ExoBrain Weekly Newsletter12 April 2024

Udio sets a new benchmark in music generation, AI has an adoption a problem, and a wave of new model announcements

Welcome to our weekly newsletter, a combination of thematic insights from the founders at ExoBrain, and a broader news roundup from our Exo agents.

This week we look at:

Udio sets a new benchmark in music generation
The launch of Udio highlights rapid progress in AI music generation, raising questions about copyright and the enduring social value of human-created art.
AI has an adoption a problem
Despite executive recognition of AI's transformative potential, a significant adoption gap persists due to leadership skill deficits and organisational inertia.
A wave of new model announcements
A flurry of new model releases from major labs and open-weight providers demonstrates rapid advancements in capability and significant reductions in training costs.

Udio sets a new benchmark in music generation

The launch of Udio highlights rapid progress in AI music generation, raising questions about copyright and the enduring social value of human-created art.

Joel Miller

12 April 20244 min read

Udio sets a new benchmark in music generation

This week the launch of the new music generation service Udio put AI’s impact on music and the creative world front and centre. Services such as Udio (from will.i.am and some former Google DeepMind researchers), Suno or Stability AI’s recently launched Audio are giving people with the tools to dynamically create high quality music in any genre, both with generated or provided lyrics or in instrumental form. Meanwhile Spotify, now somewhat the old guard, adopt AI through their prompt based playlist generation tool. Udio has impressed with its notably higher levels of audio fidelity and fluency, although there is still some way to go for these services to replicate the clarity and impact of a professionally prepared track. Its also interesting to note that humans seem much more sensitive to audio anomalies than those found in other forms of generation. But much like with text, image and video the progress is rapid, we are probably no more than a year away from creative works that can be generated in any medium that are indistinguishable from professional output.

Before we get onto the wider reflection, a quick word on the tech. Suno, and likely Udio, are re-using language (LLM) architecture, but they’re feeding in fragments (or tokens) of audio not text. These models are trained on lots of ‘tokenised’ musical sequences (no doubt meaning more battles over copyrighted materials) and they teach themselves to predict tokens that could come next. This approach seems to be working for everything… From video, to music, to DNA, and even sensor data and robotic movements (see our research news)… chop up a pattern, feed it into a giant neural network and hey presto. And the bigger the neural network, the more compute, the better the output.

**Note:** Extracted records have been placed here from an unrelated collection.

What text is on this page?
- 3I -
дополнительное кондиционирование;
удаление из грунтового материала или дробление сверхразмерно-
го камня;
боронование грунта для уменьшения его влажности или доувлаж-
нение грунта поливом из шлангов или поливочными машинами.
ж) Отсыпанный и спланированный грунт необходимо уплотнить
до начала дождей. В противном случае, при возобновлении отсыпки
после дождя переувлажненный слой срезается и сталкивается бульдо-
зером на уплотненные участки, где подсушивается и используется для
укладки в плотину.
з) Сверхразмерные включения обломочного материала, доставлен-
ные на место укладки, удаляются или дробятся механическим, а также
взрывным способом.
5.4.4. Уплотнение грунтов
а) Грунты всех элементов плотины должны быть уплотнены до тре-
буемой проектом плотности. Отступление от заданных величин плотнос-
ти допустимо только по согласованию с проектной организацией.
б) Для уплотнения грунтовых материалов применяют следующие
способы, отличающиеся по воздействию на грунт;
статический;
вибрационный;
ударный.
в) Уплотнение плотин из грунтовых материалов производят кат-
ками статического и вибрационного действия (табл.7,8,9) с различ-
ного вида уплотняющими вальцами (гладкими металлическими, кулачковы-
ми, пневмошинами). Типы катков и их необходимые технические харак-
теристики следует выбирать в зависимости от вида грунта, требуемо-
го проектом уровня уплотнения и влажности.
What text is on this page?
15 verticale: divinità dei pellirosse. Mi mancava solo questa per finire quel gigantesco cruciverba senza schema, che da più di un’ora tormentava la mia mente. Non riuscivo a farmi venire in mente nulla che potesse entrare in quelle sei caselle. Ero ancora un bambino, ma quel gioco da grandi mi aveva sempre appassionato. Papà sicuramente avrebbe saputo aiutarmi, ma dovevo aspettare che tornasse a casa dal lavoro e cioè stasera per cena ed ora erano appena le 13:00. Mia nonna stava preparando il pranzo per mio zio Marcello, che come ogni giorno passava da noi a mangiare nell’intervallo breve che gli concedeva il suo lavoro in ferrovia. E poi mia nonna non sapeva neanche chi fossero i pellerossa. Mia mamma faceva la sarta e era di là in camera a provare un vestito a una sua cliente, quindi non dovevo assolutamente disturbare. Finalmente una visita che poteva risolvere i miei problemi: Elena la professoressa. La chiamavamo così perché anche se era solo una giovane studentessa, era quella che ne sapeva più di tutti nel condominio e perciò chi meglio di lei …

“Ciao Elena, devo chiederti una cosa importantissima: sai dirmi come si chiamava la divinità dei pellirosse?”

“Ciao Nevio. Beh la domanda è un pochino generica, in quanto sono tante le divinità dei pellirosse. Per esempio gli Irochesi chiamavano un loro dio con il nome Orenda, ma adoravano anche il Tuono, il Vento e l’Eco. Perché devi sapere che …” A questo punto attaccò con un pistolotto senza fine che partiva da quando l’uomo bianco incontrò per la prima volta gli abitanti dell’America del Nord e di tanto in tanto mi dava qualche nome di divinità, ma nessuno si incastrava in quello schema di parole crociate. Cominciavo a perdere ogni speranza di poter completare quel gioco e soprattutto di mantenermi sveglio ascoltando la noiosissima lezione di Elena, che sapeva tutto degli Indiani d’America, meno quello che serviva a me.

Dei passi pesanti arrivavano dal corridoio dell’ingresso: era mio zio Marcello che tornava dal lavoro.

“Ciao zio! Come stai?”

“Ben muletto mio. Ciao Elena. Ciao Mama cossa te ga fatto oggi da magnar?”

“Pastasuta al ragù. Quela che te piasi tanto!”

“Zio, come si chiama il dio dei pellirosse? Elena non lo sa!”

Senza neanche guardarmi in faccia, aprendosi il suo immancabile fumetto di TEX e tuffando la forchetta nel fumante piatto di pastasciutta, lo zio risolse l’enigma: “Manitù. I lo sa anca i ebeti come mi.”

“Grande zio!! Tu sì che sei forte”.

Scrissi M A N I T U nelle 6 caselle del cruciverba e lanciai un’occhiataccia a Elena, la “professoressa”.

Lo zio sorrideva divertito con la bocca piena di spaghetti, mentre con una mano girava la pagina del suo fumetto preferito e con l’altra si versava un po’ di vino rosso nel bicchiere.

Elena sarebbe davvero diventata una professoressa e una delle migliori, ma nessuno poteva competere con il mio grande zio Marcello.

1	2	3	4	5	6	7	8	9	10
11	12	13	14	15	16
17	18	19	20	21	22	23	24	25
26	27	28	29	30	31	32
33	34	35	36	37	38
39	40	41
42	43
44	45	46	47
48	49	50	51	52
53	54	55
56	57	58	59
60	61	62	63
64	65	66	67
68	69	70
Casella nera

The economic and scientific impacts of this tech are driving a productivity revolution. But creativity and productivity are not the same. And our evaluation and consumption of creative outputs are fundamentally different from the way we treat the fruits of industrial transformation. Music in particular has unique social value; it can induce powerful emotional responses, physically synchronises the brain activity of live audiences, helps us form life-long identities, is bound up in our memories, and plays central roles in our rituals and community. It has a precious and finite value. And we humans are absolutely hard wired to appreciate its scarcity. We signal our status by demonstrating our exclusive access, and we manufacture scarcity by assigning attributes that create rarity or personal significance. Plus young and old we can’t seem to get enough of the excitement generated a concentrated group of cultural icons. The recording and streaming tech revolutions of the 20th and 21st centuries already changed music’s unit economics but these human and social fundamentals did not and will not change. We may come to deify AI artists… Claude has a controversial side that is already building a devout following in the world of text performance (more on that next week)… but whether AI, human or human augmented music superstars, we’ll tune out the noise to maintain the scarcity.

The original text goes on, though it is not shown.